IL GIUSTO SOFFERENTE – 26 Marzo 2018

   C’è un argomento che ha inquietato e turbato la coscienza umana di tutti i tempi, coinvolgendo il senso e la sopportabilità dell’esistenza. È un argomento che fa esplodere le nostre domande: chi è giusto? La sofferenza non è sempre in-giustificabile? Il Dio che consente tale sofferenza non è egli stesso ingiusto? Credo che invece di affrettarci a tentare risposte, sia necessario anzitutto ascoltare, fare dell’innocente sofferente, del povero oppresso, il grande maestro, colui che ha un magistero per tutti gli uomini. Non è lo stesso Gesù che ci indica di vedere nel povero, nel carcerato, nell’ignudo, il giudice escatologico che viene a noi (cfr. Mt 25,31-46)? Se vi è questo ascolto, questa assunzione del giudizio di cui è portatore l’altro nel bisogno, vi potrà essere anche conoscenza, cioè coinvolgimento, compassione, condivisione, e allora si potrà anche ricominciare a parlare di Dio.
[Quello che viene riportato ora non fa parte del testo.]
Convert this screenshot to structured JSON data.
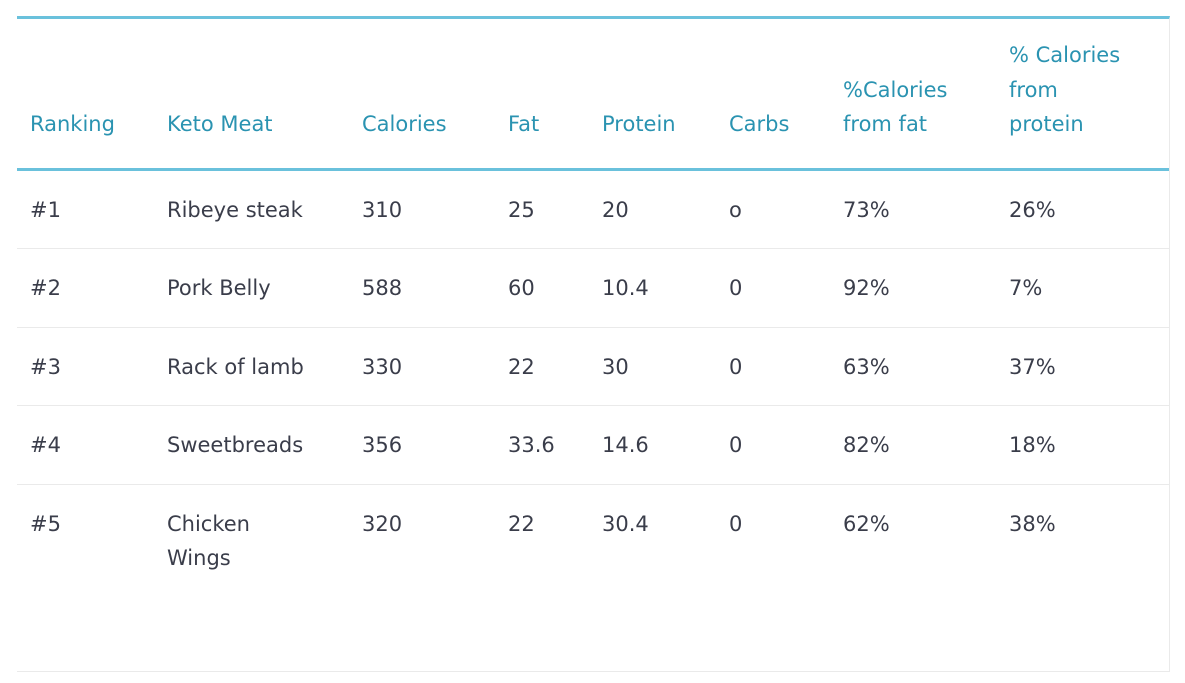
{
  "table": {
    "headers": [
      "Ranking",
      "Keto Meat",
      "Calories",
      "Fat",
      "Protein",
      "Carbs",
      "%Calories from fat",
      "% Calories from protein"
    ],
    "rows": [
      [
        "#1",
        "Ribeye steak",
        "310",
        "25",
        "20",
        "o",
        "73%",
        "26%"
      ],
      [
        "#2",
        "Pork Belly",
        "588",
        "60",
        "10.4",
        "0",
        "92%",
        "7%"
      ],
      [
        "#3",
        "Rack of lamb",
        "330",
        "22",
        "30",
        "0",
        "63%",
        "37%"
      ],
      [
        "#4",
        "Sweetbreads",
        "356",
        "33.6",
        "14.6",
        "0",
        "82%",
        "18%"
      ],
      [
        "#5",
        "Chicken Wings",
        "320",
        "22",
        "30.4",
        "0",
        "62%",
        "38%"
      ]
    ]
  },
  "colors": {
    "accent": "#6ac1dc",
    "header_text": "#2a93b1",
    "body_text": "#3a3d4a",
    "row_divider": "#eaeaea"
  }
}
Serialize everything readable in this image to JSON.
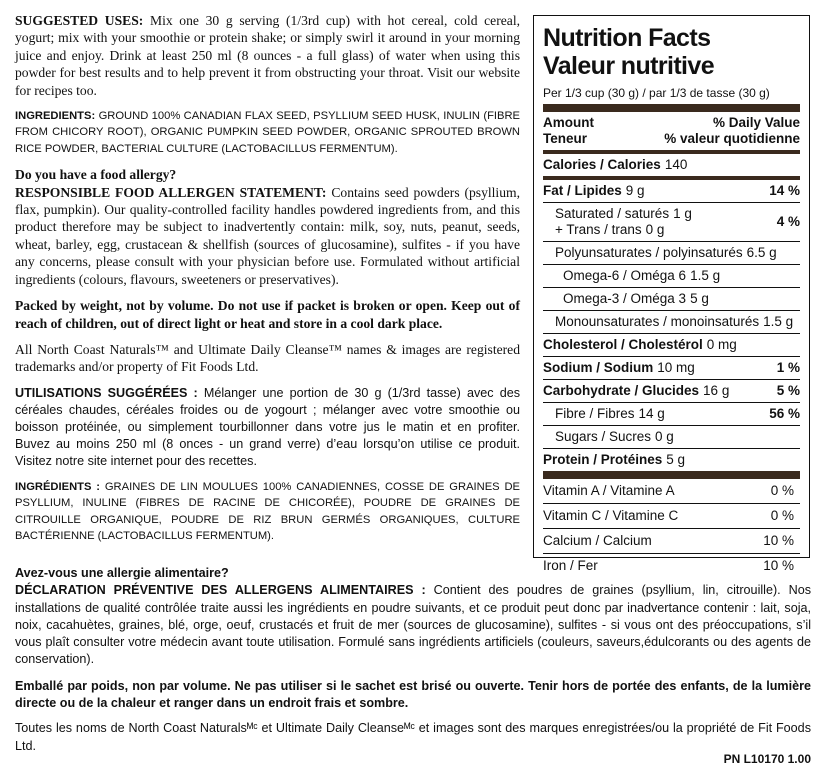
{
  "en": {
    "uses": {
      "label": "SUGGESTED USES:",
      "text": "Mix one 30 g serving (1/3rd cup) with hot cereal, cold cereal, yogurt; mix with your smoothie or protein shake; or simply swirl it around in your morning juice and enjoy. Drink at least 250 ml (8 ounces - a full glass) of water when using this powder for best results and to help prevent it from obstructing your throat. Visit our website for recipes too."
    },
    "ingredients": {
      "label": "INGREDIENTS:",
      "text": "GROUND 100% CANADIAN FLAX SEED, PSYLLIUM SEED HUSK, INULIN (FIBRE FROM CHICORY ROOT), ORGANIC PUMPKIN SEED POWDER, ORGANIC SPROUTED BROWN RICE POWDER, BACTERIAL CULTURE (LACTOBACILLUS FERMENTUM)."
    },
    "allergy_question": "Do you have a food allergy?",
    "allergen": {
      "label": "RESPONSIBLE FOOD ALLERGEN STATEMENT:",
      "text": "Contains seed powders (psyllium, flax, pumpkin). Our quality-controlled facility handles powdered ingredients from, and this product therefore may be subject to inadvertently contain: milk, soy, nuts, peanut, seeds, wheat, barley, egg, crustacean & shellfish (sources of glucosamine), sulfites - if you have any concerns, please consult with your physician before use. Formulated without artificial ingredients (colours, flavours, sweeteners or preservatives)."
    },
    "packed": "Packed by weight, not by volume. Do not use if packet is broken or open. Keep out of reach of children, out of direct light or heat and store in a cool dark place.",
    "trademark": "All North Coast Naturals™ and Ultimate Daily Cleanse™ names & images are registered trademarks and/or property of Fit Foods Ltd."
  },
  "fr": {
    "uses": {
      "label": "UTILISATIONS SUGGÉRÉES :",
      "text": "Mélanger une portion de 30 g (1/3rd tasse) avec des céréales chaudes, céréales froides ou de yogourt ; mélanger avec votre smoothie ou boisson protéinée, ou simplement tourbillonner dans votre jus le matin et en profiter. Buvez au moins 250 ml (8 onces - un grand verre) d’eau lorsqu’on utilise ce produit. Visitez notre site internet pour des recettes."
    },
    "ingredients": {
      "label": "INGRÉDIENTS :",
      "text": "GRAINES DE LIN MOULUES 100% CANADIENNES, COSSE DE GRAINES DE PSYLLIUM, INULINE (FIBRES DE RACINE DE CHICORÉE), POUDRE DE GRAINES DE CITROUILLE ORGANIQUE, POUDRE DE RIZ BRUN GERMÉS ORGANIQUES, CULTURE BACTÉRIENNE (LACTOBACILLUS FERMENTUM)."
    },
    "allergy_question": "Avez-vous une allergie alimentaire?",
    "allergen": {
      "label": "DÉCLARATION PRÉVENTIVE DES ALLERGENS ALIMENTAIRES :",
      "text": "Contient des poudres de graines (psyllium, lin, citrouille). Nos installations de qualité contrôlée traite aussi les ingrédients en poudre suivants, et ce produit peut donc par inadvertance contenir : lait, soja, noix, cacahuètes, graines, blé, orge, oeuf, crustacés et fruit de mer (sources de glucosamine), sulfites - si vous ont des préoccupations, s’il vous plaît consulter votre médecin avant toute utilisation. Formulé sans ingrédients artificiels (couleurs, saveurs,édulcorants ou des agents de conservation)."
    },
    "packed": "Emballé par poids, non par volume. Ne pas utiliser si le sachet est brisé ou ouverte. Tenir hors de portée des enfants, de la lumière directe ou de la chaleur et ranger dans un endroit frais et sombre.",
    "trademark": "Toutes les noms de North Coast Naturalsᴹᶜ et Ultimate Daily Cleanseᴹᶜ et images sont des marques enregistrées/ou la propriété de Fit Foods Ltd."
  },
  "nutrition": {
    "title_en": "Nutrition Facts",
    "title_fr": "Valeur nutritive",
    "serving": "Per 1/3 cup (30 g) / par 1/3 de tasse (30 g)",
    "header": {
      "amount": "Amount",
      "dv": "% Daily Value",
      "teneur": "Teneur",
      "vq": "% valeur quotidienne"
    },
    "calories": {
      "label": "Calories / Calories",
      "amount": "140"
    },
    "fat": {
      "label": "Fat / Lipides",
      "amount": "9 g",
      "dv": "14 %"
    },
    "saturated": {
      "label": "Saturated / saturés",
      "amount": "1 g",
      "trans_label": "+ Trans / trans",
      "trans_amount": "0 g",
      "dv": "4 %"
    },
    "poly": {
      "label": "Polyunsaturates / polyinsaturés",
      "amount": "6.5 g"
    },
    "omega6": {
      "label": "Omega-6 / Oméga 6",
      "amount": "1.5 g"
    },
    "omega3": {
      "label": "Omega-3 / Oméga 3",
      "amount": "5 g"
    },
    "mono": {
      "label": "Monounsaturates / monoinsaturés",
      "amount": "1.5 g"
    },
    "cholesterol": {
      "label": "Cholesterol / Cholestérol",
      "amount": "0 mg"
    },
    "sodium": {
      "label": "Sodium / Sodium",
      "amount": "10 mg",
      "dv": "1 %"
    },
    "carbohydrate": {
      "label": "Carbohydrate / Glucides",
      "amount": "16 g",
      "dv": "5 %"
    },
    "fibre": {
      "label": "Fibre / Fibres",
      "amount": "14 g",
      "dv": "56 %"
    },
    "sugars": {
      "label": "Sugars / Sucres",
      "amount": "0 g"
    },
    "protein": {
      "label": "Protein / Protéines",
      "amount": "5 g"
    },
    "vitamins": [
      {
        "label": "Vitamin A / Vitamine A",
        "dv": "0 %"
      },
      {
        "label": "Vitamin C / Vitamine C",
        "dv": "0 %"
      },
      {
        "label": "Calcium / Calcium",
        "dv": "10 %"
      },
      {
        "label": "Iron / Fer",
        "dv": "10 %"
      }
    ]
  },
  "part_number": "PN L10170 1.00"
}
A partire di là, cioè a partire dall’uomo sofferente, dunque dall’uomo veramente e drammaticamente simile al Cristo crocifisso possiamo dire qualcosa su Dio e a Dio. È di fronte all’uomo umiliato dalla violenza e annichilito dal dolore che trova drammatica urgenza l’ammonimento apostolico: «Chi non ama il proprio fratello che vede, non può amare Dio che non vede» (1Gv 4,20). E senza questo fondamento dell’amore per Dio e per il fratello, soprattutto il più povero, la teologia è solo mistificazione.